4.17.2008

we have to change our tune? NYTimes, bite me.

and this is what's wrong (ok, one of the things that's wrong) with the mindset about work in america. i wish i could comment right on the site, because i would.

sure, yes, i agree, don't get me wrong.
persistence? important. hard work? important. paying the rent? important!
as usual, in the words of my dad, 'it's not what you say, but how you're saying it.'

excerpt:
Meanwhile, Eric Papp, the 24-year-old founder of Generation Y Consulting in Tampa, Fla., recalled how he had run into a friend who was dressed in gym clothes having just worked out in the middle of the afternoon. “I asked how his job was going and he said it was going well but he had to quit,” Mr. Papp recounted. “He said ‘It interfered with my social life. I had to work weekends.’ ”

None of this surprises Daniel H. Pink, an author who specializes in navigating the workplace. “This generation has been spoon-fed self-esteem cereal for the past 22 years,” he said. “They’ve been told it’s all about them — what they want, what they are passionate about, what they find fulfilling. That’s not a bad message, but it’s also not a complete message.”


IT SHOULD BE ALL ABOUT US. and yeah, maybe that's my "GenY" mentality.
why SHOULD the guy have to work weekends if he doesn't want to? it wasn't the job for him. he didn't love it enough, or find it fulfilling enough, to sacrifice his weekends and be a slave to the clock like other workaholics. clearly he's not doing too badly if he can quit that job and still have the funds for his social life. where's the rest of that picture, NYTimes, hmmm?

not to mention that in the same breath as you defunct GenY's values, you cite a GenYer who created his own consulting firm. how does that fit into your description? he took those values of self-esteem, work-fulfillment, and self-definition and made it work for him. kudos to that, sir, kudos to that.

if i never sat down and asked myself what i wanted in a job, i would never have gone into advertising. i know this for fact, because it's something i had to sort out midway through my college years sitting in a career services office hating my internship options.

it's not how "it's not about us" or these old rules you think we should follow.
it IS about us because we're going to be in your shoes. and well, we think they need to be shinier.

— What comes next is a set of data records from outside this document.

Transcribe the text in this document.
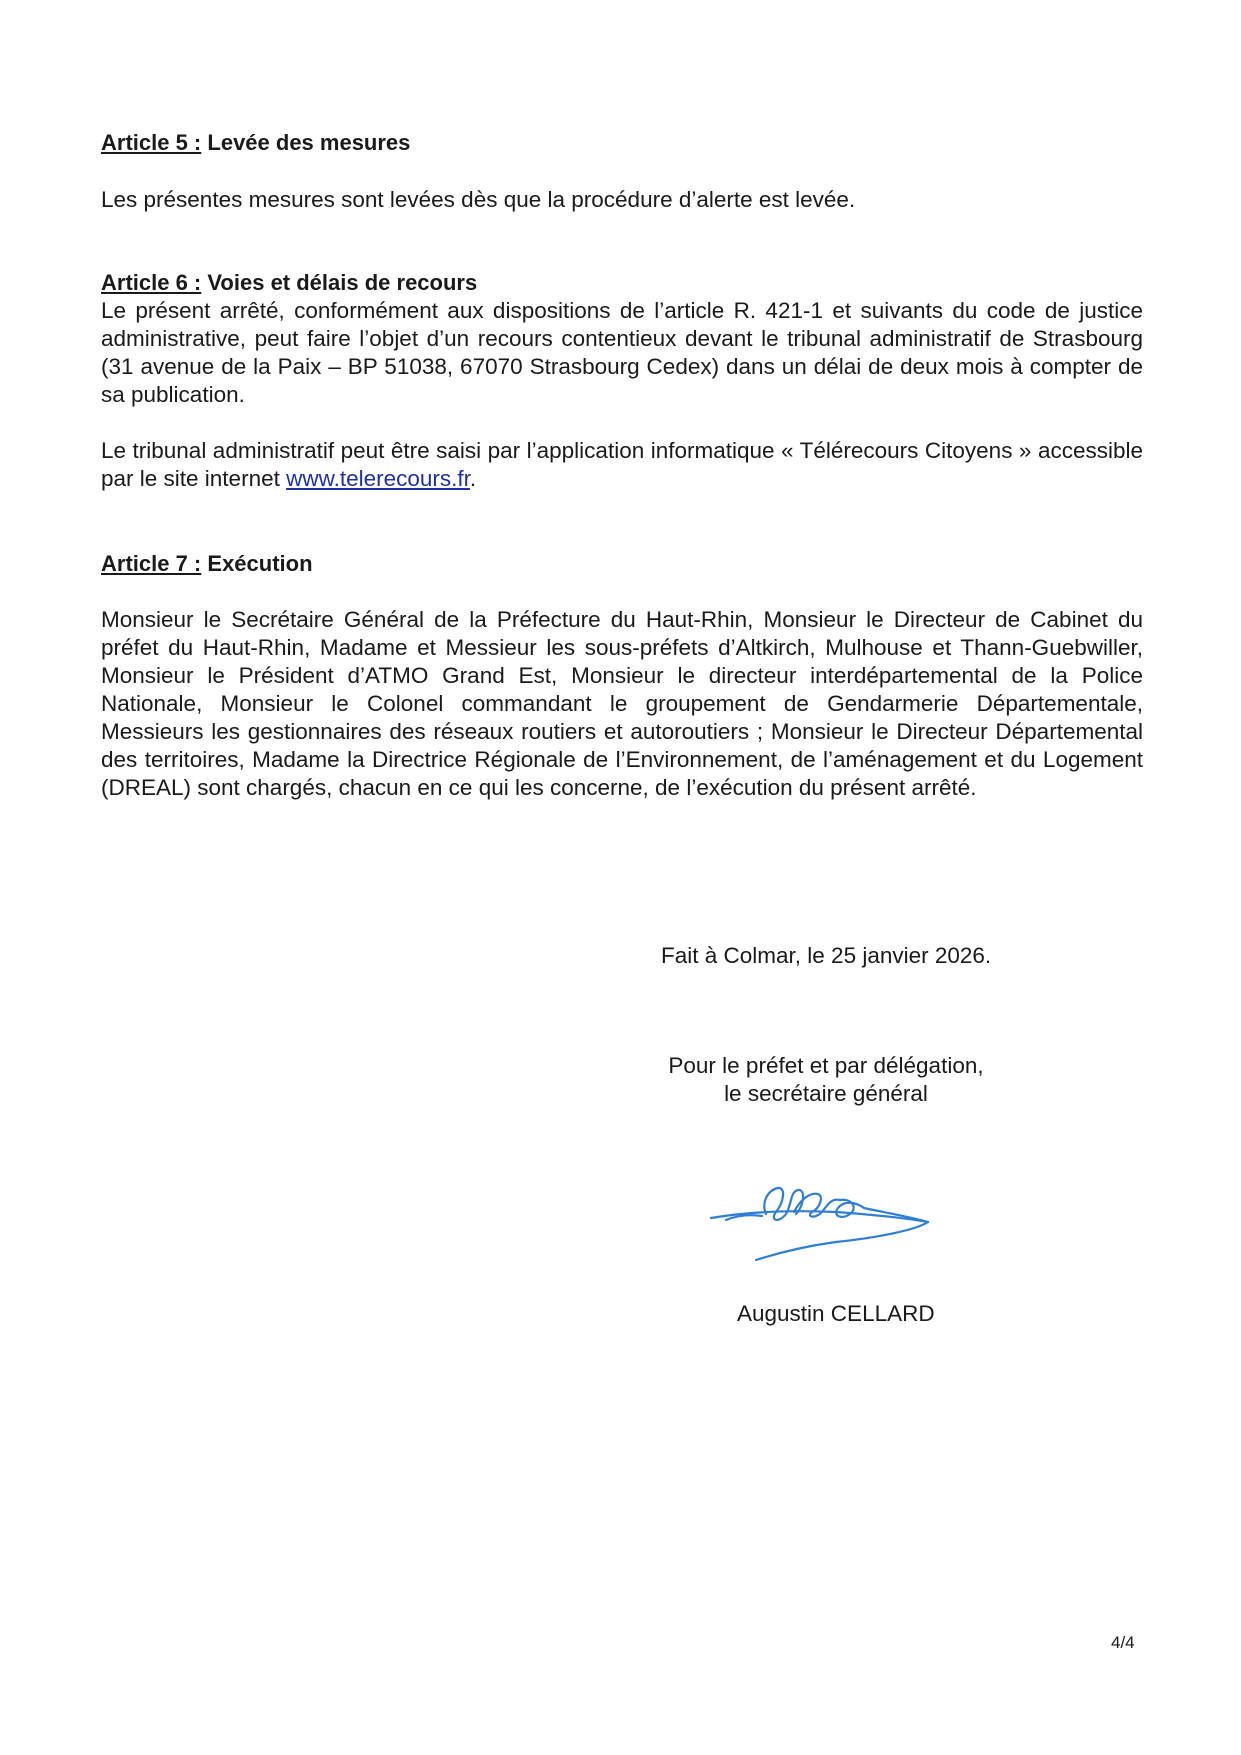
Article 5 : Levée des mesures

Les présentes mesures sont levées dès que la procédure d’alerte est levée.

Article 6 : Voies et délais de recours

Le présent arrêté, conformément aux dispositions de l’article R. 421-1 et suivants du code de justice administrative, peut faire l’objet d’un recours contentieux devant le tribunal administratif de Strasbourg (31 avenue de la Paix – BP 51038, 67070 Strasbourg Cedex) dans un délai de deux mois à compter de sa publication.

Le tribunal administratif peut être saisi par l’application informatique « Télérecours Citoyens » accessible par le site internet www.telerecours.fr.

Article 7 : Exécution

Monsieur le Secrétaire Général de la Préfecture du Haut-Rhin, Monsieur le Directeur de Cabinet du préfet du Haut-Rhin, Madame et Messieur les sous-préfets d’Altkirch, Mulhouse et Thann-Guebwiller, Monsieur le Président d’ATMO Grand Est, Monsieur le directeur interdépartemental de la Police Nationale, Monsieur le Colonel commandant le groupement de Gendarmerie Départementale, Messieurs les gestionnaires des réseaux routiers et autoroutiers ; Monsieur le Directeur Départemental des territoires, Madame la Directrice Régionale de l’Environnement, de l’aménagement et du Logement (DREAL) sont chargés, chacun en ce qui les concerne, de l’exécution du présent arrêté.

Fait à Colmar, le 25 janvier 2026.
Pour le préfet et par délégation,
le secrétaire général
Augustin CELLARD
4/4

to struggling students entering, i wouldn't spout out negative dogma about how no one has a plan and how you are unimportant. you are important. it's your life. everyone's priorities are different, and i'd say to examine yours. write a list, seriously. do you need your weekends? what salary do you want to make in the future? do you want to take your work home with you after hours? would those answers change if you really loved what you did? what do you love to do?

persist. don't settle.
all the costs--photocopying and coffee retrieval--are worth it. correct, you may not land the thing you love in your first job, but PLEASE, please please, pursue what you love. if you love what you do, i'm going to love that you do it well, and there's success in that. and yes, it will look like work, NYTimes. but it doesn't have to. i still wake up every morning and say "do not want" because i sacrificed my love of sleeping in for the love of my work. but i love my work.

someone out there is doing what you love. join them.
do whatever it takes to join them. get involved.
and if no one is doing what you love? make it happen.
someone else loves it, too.

1 comment:

Anonymous said...

I totally agree with you! I've read articles like the NY one before and they always piss me off. I also think it's hyporitical of the boomers to get all mad at us for wanting to do things OUR way and to CHANGE thins. HELLO!! Is that not what THEY DID???? They should be happy that we are following their example and changing things for the better.